如尘道:“虚道长医术通神,我此前无幸谋得道长面。江湖流言蜚语,可将一个好人说成坏人,同样可将一个坏人说成好人。医道这一门,可是半分做伪不得。虚掌门盛名远播,这一点,我倒是信得过您。古有饮泉水受孕之说,这未免天方夜谭,不尽不实。可食了或接触某些物事,让人不须交合,便能成孕,这等事情虽说也是史无前例,当真存在,亦未可说……”

        正说间,有个悠长的声音传进室来:“如尘道姑果真了得,连这等臆想也说得出口。不过,你说的倒有几分靠谱,这凌丫头当了祖师婆婆的替罪羔羊,当真可惜,当真可惜……哈哈……哈哈……”幸灾乐祸的狂笑之声缓缓而绝。

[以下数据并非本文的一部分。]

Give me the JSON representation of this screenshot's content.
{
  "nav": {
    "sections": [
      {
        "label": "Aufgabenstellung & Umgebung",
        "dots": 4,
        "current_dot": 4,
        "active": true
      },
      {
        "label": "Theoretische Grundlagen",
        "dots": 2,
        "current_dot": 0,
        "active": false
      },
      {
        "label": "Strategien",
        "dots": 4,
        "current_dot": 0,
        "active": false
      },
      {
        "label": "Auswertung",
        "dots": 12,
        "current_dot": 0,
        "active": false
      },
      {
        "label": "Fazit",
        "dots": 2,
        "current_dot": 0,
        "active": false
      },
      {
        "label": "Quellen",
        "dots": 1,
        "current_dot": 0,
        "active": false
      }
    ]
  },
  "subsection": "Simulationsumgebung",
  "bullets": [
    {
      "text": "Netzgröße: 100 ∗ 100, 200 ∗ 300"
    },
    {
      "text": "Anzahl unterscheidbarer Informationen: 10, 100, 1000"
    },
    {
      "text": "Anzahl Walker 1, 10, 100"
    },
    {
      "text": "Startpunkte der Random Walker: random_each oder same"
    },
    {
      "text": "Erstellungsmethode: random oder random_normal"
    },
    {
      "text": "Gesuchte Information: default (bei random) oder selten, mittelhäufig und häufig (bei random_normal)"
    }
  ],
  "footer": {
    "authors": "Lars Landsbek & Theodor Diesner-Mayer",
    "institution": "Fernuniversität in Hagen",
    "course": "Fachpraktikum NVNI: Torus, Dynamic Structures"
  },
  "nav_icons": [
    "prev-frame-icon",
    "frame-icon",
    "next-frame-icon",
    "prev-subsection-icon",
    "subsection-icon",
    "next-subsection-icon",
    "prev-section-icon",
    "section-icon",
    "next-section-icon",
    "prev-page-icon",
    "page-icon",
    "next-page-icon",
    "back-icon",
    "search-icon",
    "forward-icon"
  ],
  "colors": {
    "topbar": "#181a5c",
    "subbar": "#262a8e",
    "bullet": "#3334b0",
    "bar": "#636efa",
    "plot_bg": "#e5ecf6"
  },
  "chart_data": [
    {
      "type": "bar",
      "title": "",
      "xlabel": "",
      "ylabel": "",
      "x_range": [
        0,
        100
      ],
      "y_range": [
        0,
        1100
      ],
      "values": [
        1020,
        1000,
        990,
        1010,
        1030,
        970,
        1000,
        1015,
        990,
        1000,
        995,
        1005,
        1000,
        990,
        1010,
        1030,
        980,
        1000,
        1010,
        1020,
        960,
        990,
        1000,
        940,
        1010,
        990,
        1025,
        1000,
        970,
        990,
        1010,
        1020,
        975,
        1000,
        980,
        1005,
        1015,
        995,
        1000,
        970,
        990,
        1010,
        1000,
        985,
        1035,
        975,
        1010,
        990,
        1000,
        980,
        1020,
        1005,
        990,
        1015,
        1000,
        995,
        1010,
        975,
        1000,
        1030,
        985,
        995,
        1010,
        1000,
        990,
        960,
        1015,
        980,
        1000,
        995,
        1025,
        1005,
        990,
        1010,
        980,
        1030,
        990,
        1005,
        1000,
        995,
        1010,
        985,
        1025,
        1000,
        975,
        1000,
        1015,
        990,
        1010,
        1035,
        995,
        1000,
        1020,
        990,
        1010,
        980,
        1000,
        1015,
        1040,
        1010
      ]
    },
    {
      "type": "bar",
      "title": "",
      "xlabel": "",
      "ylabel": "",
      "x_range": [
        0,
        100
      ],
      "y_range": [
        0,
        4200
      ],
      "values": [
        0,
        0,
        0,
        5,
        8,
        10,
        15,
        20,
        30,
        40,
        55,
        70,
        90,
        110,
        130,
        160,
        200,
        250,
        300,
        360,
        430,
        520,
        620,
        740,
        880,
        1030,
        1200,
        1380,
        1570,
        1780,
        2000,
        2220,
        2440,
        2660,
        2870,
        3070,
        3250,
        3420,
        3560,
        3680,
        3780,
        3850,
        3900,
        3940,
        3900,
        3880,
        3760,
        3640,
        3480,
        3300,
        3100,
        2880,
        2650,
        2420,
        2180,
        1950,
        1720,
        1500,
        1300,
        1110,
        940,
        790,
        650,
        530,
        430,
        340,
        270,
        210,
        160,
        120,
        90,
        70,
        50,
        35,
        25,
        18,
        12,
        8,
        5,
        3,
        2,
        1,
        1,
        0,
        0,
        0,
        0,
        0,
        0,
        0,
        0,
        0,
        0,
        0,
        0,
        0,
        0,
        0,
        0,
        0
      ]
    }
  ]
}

        萧影听这声音,说话之人似乎便是幽情妖姬,她是用了“传音入密”的功夫,将话声远远送来,其人则在数里开外。他一听便知端的,是以并不上屋追击。

        果听虚月道:“是幽情妖姬。唉,真是造孽!”

        如尘听她话中有话,问道:“她与天山派有梁子吗?”

        虚月悠然道:“那也是我师父一辈的旧账了……”

        才这一句话,如尘等人心中无不充满好奇,一齐将目光对准了虚月。

        虚月沉吟再三,这才缓缓道:“这事说将下来,与殿外的吕真人,有着莫大的干联。唉,感情这东西,当真害人非浅,说谁的是,说谁的不是,都有偏颇。这事都过了几十年了,私下说与你们知晓,想来吕真人不会怪罪。”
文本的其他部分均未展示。